The reference architecture for AltmanAI's P.A.I.H.I. framework — a small, readable, working implementation of what "human-first AI" actually means in code, not just in a pitch deck.
Built by AltmanAI, a project of Altman Family Group LLC.
Most AI systems are optimized for capability first and humanity second — if at all. Human-First AI flips that: every architectural decision starts from the question "does this respect the person on the other end?" before "is this impressive?"
This repo is both a philosophy and a working reference implementation — a small, readable core you can fork, learn from, or build production systems on top of. It's also the place where AltmanAI's P.A.I.H.I. framework stops being a slide and becomes code that actually runs and scores a session.
| Dimension | What it means here | |
|---|---|---|
| P | Proof | Every decision is grounded in a real, inspectable log — not a black box. |
| A | Alignment | Every action passes through an explicit Values Engine before anything happens — alignment is a first-class module, not a prompt suffix. |
| I | Integrity | Memory is consent-based and boundaried. Nothing is persisted long-term without explicit, inspectable consent. |
| H | Humanity | Irreversible or external actions require a human checkpoint.

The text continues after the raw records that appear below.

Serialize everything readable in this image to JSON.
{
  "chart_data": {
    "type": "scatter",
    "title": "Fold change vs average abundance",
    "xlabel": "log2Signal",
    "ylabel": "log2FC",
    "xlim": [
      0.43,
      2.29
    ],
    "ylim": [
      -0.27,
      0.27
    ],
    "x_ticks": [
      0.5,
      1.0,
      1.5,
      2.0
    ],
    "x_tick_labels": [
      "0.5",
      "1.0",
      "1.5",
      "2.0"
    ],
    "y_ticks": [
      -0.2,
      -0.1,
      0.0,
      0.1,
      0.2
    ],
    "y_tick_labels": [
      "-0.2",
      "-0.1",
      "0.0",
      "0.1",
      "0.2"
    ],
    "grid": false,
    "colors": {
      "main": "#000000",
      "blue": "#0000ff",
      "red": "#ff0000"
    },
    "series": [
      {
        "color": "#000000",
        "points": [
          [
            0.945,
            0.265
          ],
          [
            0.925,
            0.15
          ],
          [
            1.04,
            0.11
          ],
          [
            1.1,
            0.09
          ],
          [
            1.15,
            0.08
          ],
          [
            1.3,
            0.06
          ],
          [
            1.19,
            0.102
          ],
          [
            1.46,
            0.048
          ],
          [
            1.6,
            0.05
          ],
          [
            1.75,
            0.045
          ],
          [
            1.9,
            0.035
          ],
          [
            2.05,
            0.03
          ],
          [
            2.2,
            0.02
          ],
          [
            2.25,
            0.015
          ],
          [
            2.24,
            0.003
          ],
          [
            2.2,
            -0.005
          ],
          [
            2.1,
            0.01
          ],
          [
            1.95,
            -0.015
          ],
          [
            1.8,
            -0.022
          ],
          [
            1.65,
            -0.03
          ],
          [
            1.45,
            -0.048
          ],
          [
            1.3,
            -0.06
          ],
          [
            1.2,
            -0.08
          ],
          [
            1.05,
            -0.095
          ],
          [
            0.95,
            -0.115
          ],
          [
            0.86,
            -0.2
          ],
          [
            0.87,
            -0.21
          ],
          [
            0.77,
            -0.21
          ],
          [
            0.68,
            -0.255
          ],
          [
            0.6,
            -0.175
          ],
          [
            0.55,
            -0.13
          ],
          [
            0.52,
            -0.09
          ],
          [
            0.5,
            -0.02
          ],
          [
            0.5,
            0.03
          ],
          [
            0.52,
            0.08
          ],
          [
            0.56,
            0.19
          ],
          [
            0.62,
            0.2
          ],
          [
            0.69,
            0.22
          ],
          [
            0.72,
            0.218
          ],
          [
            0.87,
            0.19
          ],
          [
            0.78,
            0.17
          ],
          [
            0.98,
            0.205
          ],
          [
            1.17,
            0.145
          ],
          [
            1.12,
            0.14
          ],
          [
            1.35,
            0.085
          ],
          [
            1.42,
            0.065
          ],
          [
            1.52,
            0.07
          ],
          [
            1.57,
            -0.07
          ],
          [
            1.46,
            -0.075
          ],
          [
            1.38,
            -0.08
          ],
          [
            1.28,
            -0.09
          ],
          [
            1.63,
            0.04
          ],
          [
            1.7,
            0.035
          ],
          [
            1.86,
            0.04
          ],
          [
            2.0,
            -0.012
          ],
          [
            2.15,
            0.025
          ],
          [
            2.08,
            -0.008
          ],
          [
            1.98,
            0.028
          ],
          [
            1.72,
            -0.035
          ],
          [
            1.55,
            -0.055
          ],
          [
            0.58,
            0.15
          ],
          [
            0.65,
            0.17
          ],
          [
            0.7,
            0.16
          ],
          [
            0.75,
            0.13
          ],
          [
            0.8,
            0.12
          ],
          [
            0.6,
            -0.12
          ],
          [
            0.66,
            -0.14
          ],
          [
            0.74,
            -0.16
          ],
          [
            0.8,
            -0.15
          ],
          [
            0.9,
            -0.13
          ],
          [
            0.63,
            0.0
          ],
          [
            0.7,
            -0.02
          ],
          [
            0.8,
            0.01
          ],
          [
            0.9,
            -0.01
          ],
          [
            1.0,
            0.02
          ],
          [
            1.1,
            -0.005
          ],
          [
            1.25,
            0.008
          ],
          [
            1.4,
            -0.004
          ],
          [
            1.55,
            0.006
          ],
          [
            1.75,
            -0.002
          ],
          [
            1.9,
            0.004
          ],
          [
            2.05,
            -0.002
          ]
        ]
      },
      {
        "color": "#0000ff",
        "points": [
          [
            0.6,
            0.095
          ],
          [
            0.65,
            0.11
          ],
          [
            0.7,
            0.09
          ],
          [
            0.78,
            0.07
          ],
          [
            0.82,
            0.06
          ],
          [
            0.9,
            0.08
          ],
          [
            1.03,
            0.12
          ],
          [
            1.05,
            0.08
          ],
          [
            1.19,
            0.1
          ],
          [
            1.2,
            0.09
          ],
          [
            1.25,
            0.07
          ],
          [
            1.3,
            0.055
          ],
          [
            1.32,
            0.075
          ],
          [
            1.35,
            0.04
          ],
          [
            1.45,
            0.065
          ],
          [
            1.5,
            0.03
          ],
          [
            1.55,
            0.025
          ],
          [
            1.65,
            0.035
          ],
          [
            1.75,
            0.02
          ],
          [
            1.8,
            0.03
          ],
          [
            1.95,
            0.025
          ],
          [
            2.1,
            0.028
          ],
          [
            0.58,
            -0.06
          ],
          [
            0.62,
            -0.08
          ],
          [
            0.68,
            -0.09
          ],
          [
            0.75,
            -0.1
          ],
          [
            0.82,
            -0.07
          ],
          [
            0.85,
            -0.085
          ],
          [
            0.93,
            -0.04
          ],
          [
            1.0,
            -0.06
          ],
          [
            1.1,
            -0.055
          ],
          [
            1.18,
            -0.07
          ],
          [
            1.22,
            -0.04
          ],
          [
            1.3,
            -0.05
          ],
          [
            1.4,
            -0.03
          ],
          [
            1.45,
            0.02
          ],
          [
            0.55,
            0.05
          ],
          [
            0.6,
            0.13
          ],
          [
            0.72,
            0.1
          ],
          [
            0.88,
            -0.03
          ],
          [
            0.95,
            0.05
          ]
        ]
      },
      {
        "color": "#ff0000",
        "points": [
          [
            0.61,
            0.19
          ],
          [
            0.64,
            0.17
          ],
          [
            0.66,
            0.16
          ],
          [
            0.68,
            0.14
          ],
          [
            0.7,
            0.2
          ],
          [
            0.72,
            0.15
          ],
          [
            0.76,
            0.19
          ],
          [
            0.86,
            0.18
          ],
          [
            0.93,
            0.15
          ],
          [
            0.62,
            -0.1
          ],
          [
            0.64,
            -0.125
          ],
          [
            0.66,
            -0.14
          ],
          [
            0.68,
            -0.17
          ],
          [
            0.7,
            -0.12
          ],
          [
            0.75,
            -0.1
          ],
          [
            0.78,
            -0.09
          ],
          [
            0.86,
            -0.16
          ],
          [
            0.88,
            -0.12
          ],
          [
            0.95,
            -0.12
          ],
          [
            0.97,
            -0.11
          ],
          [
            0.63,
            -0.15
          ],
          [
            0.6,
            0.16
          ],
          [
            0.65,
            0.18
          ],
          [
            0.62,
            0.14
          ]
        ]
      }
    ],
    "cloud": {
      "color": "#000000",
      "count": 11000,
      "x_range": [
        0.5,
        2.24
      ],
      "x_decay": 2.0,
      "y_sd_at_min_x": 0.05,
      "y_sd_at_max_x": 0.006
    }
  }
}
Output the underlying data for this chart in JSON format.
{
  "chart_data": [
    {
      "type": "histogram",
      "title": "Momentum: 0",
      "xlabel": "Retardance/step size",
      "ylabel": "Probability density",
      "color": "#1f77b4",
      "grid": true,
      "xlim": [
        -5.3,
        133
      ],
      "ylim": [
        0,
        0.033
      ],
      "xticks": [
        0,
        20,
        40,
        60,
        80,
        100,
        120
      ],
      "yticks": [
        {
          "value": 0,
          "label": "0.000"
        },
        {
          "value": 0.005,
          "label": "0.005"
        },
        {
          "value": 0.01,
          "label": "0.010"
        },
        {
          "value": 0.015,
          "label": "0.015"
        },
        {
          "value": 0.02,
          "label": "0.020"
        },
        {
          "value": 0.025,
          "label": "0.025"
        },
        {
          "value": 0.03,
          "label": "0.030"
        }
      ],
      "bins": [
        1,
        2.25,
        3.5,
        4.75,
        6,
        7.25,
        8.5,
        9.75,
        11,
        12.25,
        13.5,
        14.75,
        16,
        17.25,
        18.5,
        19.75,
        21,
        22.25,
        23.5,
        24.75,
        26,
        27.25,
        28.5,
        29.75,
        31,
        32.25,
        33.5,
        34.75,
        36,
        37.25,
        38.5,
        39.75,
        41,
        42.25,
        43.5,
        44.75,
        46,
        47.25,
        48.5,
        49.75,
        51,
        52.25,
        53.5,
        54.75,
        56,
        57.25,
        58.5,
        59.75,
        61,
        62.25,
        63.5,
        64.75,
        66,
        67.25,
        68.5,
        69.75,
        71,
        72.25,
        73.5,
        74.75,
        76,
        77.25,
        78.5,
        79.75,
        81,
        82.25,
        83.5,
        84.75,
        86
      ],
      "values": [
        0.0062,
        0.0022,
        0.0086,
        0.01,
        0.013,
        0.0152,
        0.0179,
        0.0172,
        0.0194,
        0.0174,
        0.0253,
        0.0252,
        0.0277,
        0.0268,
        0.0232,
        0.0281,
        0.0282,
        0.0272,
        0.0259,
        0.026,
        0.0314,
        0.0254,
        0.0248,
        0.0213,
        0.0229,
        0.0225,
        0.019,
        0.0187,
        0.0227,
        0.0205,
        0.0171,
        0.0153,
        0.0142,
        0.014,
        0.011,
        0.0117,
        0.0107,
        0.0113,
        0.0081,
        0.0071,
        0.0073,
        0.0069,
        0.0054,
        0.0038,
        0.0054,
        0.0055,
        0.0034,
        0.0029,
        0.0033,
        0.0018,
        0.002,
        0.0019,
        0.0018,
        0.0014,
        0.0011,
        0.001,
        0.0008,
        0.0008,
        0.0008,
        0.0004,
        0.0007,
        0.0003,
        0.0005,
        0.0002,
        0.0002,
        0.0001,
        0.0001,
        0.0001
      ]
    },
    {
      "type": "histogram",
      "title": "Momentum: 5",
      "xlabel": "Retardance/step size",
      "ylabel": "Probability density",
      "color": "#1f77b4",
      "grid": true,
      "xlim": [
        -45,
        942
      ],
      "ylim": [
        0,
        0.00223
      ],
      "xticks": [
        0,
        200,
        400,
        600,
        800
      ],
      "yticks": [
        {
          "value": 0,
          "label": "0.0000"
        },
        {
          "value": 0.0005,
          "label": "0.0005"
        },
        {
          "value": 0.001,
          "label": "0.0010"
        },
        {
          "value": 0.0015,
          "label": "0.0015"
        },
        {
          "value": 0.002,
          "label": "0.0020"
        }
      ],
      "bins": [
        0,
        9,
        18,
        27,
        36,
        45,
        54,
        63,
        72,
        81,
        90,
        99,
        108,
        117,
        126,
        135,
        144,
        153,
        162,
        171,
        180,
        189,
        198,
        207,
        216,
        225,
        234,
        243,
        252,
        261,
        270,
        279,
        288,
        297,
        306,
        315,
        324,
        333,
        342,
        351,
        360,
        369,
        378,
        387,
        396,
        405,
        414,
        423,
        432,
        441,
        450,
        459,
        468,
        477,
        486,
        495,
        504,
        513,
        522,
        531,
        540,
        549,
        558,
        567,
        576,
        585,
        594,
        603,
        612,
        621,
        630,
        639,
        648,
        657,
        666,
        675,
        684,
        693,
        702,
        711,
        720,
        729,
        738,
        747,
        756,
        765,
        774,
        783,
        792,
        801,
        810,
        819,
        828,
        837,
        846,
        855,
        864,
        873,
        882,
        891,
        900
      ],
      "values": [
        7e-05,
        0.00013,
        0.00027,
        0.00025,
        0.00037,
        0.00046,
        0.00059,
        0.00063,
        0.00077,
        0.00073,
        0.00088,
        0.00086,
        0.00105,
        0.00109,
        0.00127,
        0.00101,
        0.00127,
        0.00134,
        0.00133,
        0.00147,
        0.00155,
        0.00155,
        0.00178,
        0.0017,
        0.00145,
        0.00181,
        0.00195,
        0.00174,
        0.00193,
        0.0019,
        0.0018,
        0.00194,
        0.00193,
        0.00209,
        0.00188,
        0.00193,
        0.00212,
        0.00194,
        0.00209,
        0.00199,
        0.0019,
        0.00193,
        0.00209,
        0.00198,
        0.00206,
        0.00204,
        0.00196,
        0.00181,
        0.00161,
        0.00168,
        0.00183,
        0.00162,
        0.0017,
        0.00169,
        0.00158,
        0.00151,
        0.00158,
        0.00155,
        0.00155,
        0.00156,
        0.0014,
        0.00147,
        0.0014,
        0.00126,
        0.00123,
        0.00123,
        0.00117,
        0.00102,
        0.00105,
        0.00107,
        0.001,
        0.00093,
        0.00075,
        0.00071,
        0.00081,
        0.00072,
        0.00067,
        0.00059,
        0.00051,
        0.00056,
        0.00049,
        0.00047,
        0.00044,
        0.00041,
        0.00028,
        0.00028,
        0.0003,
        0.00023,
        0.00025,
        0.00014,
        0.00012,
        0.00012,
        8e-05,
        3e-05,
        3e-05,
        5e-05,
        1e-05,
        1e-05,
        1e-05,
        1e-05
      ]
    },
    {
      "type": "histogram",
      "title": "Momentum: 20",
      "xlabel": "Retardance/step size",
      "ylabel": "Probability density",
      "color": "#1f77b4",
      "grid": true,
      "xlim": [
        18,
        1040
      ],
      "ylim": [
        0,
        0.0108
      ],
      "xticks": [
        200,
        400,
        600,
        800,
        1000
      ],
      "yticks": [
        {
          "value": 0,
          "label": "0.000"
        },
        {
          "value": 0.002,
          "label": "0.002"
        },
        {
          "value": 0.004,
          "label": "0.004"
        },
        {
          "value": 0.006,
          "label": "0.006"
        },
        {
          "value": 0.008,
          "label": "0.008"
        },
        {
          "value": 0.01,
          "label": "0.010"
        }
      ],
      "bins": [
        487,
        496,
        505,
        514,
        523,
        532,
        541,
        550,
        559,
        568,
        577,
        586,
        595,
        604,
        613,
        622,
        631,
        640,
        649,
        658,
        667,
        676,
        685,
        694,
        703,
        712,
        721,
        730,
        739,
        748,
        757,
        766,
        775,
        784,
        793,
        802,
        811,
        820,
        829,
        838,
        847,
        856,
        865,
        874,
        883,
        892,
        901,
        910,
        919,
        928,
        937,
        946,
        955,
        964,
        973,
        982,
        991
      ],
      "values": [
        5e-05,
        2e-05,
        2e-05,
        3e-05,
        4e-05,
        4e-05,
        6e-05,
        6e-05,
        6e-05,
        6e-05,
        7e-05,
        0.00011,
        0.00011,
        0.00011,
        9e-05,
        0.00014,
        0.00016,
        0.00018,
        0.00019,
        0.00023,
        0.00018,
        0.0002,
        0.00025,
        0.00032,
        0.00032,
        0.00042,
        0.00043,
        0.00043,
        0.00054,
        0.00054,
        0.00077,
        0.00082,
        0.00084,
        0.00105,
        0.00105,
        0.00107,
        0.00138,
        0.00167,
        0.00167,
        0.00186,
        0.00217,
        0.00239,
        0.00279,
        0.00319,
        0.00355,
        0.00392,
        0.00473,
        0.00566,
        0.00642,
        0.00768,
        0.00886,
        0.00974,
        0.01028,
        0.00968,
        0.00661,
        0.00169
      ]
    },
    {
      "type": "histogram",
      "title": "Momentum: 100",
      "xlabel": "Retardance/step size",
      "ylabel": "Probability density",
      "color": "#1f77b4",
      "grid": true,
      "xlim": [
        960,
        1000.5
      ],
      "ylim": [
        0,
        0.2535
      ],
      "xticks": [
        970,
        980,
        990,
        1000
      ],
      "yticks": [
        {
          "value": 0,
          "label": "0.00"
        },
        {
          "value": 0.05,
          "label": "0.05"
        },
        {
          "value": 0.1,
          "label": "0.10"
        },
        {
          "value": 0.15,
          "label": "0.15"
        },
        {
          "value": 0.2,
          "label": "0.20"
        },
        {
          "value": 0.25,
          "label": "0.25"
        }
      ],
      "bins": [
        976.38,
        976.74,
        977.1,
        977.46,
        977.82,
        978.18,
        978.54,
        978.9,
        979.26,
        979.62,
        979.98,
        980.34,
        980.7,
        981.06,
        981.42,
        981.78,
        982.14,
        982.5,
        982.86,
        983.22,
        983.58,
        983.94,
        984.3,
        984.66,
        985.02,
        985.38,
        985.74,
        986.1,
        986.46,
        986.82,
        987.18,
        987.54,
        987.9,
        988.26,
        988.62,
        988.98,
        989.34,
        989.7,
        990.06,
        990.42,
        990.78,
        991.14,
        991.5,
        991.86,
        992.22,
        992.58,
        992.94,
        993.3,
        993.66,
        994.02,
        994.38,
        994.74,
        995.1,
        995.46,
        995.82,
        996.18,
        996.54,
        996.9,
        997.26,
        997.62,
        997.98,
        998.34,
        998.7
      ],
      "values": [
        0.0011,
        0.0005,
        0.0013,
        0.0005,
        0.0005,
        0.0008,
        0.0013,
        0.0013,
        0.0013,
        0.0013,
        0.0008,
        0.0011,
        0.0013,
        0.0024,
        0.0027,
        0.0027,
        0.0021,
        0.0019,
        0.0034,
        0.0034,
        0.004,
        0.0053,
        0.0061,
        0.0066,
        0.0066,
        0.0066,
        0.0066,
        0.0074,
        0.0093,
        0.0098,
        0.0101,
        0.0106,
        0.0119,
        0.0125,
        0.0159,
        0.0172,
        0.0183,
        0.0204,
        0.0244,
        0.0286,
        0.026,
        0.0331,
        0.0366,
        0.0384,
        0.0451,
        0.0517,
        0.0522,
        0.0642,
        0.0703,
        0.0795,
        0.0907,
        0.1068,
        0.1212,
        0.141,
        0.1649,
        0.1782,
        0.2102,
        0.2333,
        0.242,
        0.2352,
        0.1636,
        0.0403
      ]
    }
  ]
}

The human always has a steering wheel, and the system honors whatever they decide. |
| I | Impact | Did the system actually complete something real — not just talk, decline, or stall? |
human_first_ai.paihi.PAIHIScorer computes a live 0–100 score across all five dimensions from an actual run of the pipeline — see Quickstart below.
┌────────────────────┐
Input ───▶ │ Perception │
│ (context, intent) │
└─────────┬──────────┘
▼
┌────────────────────┐
│ Values Engine │◀── consent + policy config [Alignment]
│ (guardrail checks) │
└─────────┬──────────┘
▼
┌────────────────────┐
│ Memory Layer │◀── inspectable, forgettable [Integrity]
│ (short/long term) │
└─────────┬──────────┘
▼
┌────────────────────┐
│ Action Layer │──▶ human checkpoint (if needed) [Humanity]
└─────────┬──────────┘
▼
┌────────────────────┐
│ Transparency Log │──▶ human-readable audit trail [Proof]
└─────────┬──────────┘
▼
┌────────────────────┐
│ PAIHI Scorer │──▶ 0-100 score, 5 dimensions [Impact + all]
└────────────────────┘
See docs/ARCHITECTURE.md for the full breakdown and docs/VISION.md for the reasoning behind each design choice.
git clone https://github.com/altmanAI/human-first-ai.git
cd human-first-ai
pip install -e ".[dev]"
python -m human_first_ai.demoThe demo processes three intents (informational, irreversible-with-checkpoint, boundary-violating) and ends by printing a real P.A.I.H.I. Score for that session:
--- P.A.I.H.I. Score for this session ---
P — Proof: 100.0/100 (grounded in a real, inspectable log)
A — Alignment: 100.0/100 (every action passed the Values Engine)
I — Integrity: 100.0/100 (no memory persisted without consent)
H — Humanity: 100.0/100 (checkpoints honored, human stayed in control)
I — Impact: 66.7/100 (real actions completed, not just talk)
----------------------------------------------------
Overall P.A.I.H.I. Score: 93.3/100
src/human_first_ai/
core/ orchestrator that wires perception → values → memory → action
values/ the alignment / guardrail engine
memory/ consent-based, inspectable memory store
transparency/ audit logging and plain-language explanations
paihi/ the P.A.I.H.I. Scorer — turns the framework into a number
docs/ architecture + vision docs
tests/ unit tests for each module (20 tests, all passing)
Early, intentionally minimal reference implementation. The goal isn't feature completeness — it's a clean pattern others can adopt, extend, challenge, or score their own systems against.
Issues and PRs welcome — especially ones that make the system more transparent or more respectful of human agency, not just more capable. See CONTRIBUTING.md and our CODE_OF_CONDUCT.md.
MIT © Altman Family Group LLC — see LICENSE.